Они неторопливо, чуть вразвалку шли рядом. Она позволила ему взять ее под руку и, отдавшись ритму шагов, всю дорогу слушала его, не произнося ни слова — ни „за“, ни „против“.
Когда они подошли к ее дому, она ни словом, ни жестом не стала его задерживать. Может быть, просто потому, что плохо чувствовала себя после приступа кашля?
На другой день она не пришла в школу. Но только один день ее не было. Когда же она явилась, Каймакан не узнал ее: ее глаза, всегда такие преданные и полные самоотверженного чувства, глаза, которые он всегда помнил ясными, которые всегда светились единственным, всепоглощающим желанием отдать ему всю себя и сделать все для его счастья, — эти глаза стали неузнаваемы.
Нет, она и не думала избегать его или выказывать какую-либо обиду. Словно ничего не случилось, она разговаривала с ним, отвечала на вопросы, но он чувствовал: это не прежняя София. Казалось, между ними пролегла полоса отчуждения, и чем меньше она была заметна, тем труднее было ее преодолеть.

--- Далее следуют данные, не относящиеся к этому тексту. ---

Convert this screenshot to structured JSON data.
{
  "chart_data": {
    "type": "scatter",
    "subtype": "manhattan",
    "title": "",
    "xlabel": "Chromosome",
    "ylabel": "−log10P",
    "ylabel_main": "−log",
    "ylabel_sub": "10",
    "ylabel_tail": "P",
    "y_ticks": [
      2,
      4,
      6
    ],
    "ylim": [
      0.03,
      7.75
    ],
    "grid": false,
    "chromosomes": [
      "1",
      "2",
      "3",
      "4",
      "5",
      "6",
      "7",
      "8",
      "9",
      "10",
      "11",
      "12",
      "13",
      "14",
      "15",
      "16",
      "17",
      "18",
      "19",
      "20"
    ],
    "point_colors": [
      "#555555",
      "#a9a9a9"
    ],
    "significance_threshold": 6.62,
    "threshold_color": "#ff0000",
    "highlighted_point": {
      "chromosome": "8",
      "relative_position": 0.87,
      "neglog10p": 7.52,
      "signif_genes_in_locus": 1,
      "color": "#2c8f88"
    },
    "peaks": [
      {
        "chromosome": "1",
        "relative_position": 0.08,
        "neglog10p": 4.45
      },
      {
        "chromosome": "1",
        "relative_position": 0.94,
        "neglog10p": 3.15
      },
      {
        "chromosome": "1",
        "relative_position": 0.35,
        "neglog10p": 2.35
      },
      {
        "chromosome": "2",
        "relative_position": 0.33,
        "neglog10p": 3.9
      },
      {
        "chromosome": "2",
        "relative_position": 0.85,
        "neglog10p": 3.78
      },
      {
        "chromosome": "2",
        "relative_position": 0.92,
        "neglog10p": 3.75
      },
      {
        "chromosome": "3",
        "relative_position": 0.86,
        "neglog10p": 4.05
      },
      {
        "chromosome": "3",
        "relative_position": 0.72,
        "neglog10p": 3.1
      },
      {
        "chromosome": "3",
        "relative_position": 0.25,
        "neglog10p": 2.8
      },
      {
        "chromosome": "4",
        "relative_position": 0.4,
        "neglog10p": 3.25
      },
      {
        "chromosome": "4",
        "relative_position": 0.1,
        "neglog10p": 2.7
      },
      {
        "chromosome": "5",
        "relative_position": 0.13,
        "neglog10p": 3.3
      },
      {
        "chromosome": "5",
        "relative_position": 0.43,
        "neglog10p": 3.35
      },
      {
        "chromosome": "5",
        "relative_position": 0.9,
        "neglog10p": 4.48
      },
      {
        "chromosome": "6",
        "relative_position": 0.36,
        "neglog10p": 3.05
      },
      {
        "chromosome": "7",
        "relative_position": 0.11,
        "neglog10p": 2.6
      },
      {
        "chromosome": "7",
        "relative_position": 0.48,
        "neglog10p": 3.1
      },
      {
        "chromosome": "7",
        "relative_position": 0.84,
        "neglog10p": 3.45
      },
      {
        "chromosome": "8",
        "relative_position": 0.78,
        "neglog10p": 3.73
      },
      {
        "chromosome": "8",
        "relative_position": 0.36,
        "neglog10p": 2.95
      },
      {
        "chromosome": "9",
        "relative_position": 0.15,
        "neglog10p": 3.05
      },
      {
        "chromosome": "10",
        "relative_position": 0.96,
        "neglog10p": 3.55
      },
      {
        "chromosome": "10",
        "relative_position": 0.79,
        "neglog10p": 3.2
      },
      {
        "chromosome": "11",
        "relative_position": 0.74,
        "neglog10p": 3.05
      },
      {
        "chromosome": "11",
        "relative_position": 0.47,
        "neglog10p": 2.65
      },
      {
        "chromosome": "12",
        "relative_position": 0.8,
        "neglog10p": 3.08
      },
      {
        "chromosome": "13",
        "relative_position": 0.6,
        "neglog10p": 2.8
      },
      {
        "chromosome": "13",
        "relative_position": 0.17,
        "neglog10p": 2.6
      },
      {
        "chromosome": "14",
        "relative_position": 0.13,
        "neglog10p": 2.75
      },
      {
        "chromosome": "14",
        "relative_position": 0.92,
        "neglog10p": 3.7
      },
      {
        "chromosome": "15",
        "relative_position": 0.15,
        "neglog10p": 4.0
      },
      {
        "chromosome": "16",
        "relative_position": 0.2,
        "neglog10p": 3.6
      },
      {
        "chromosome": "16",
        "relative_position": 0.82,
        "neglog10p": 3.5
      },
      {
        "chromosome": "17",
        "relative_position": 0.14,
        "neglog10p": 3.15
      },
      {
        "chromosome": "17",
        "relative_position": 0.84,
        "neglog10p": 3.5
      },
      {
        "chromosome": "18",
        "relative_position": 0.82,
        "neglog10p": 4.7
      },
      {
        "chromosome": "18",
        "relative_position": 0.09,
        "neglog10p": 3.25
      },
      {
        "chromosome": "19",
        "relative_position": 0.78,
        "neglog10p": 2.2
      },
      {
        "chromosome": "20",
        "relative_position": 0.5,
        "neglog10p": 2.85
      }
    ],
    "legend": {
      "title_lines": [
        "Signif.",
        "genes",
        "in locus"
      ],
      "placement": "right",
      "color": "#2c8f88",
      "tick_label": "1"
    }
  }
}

Он все вспоминал, какой она была на партсобрании, когда задала вопрос об отце Иона Котели. Может быть, его ответ обидел ее? Пожалуй… Но не до такой же степени! Какой вызов и сдержанное презрение! Как она держит себя с ним! И при этом до чего хороша! Никогда она ему не казалась такой красивой. Она возмущалась, гневно спорила с ним, а он только и думал, как бы схватить ее и, зажимая слова поцелуями, как бы она ни билась, унести, унести далеко ото всех…
Его тревожило и непонятное поведение директора в последние дни.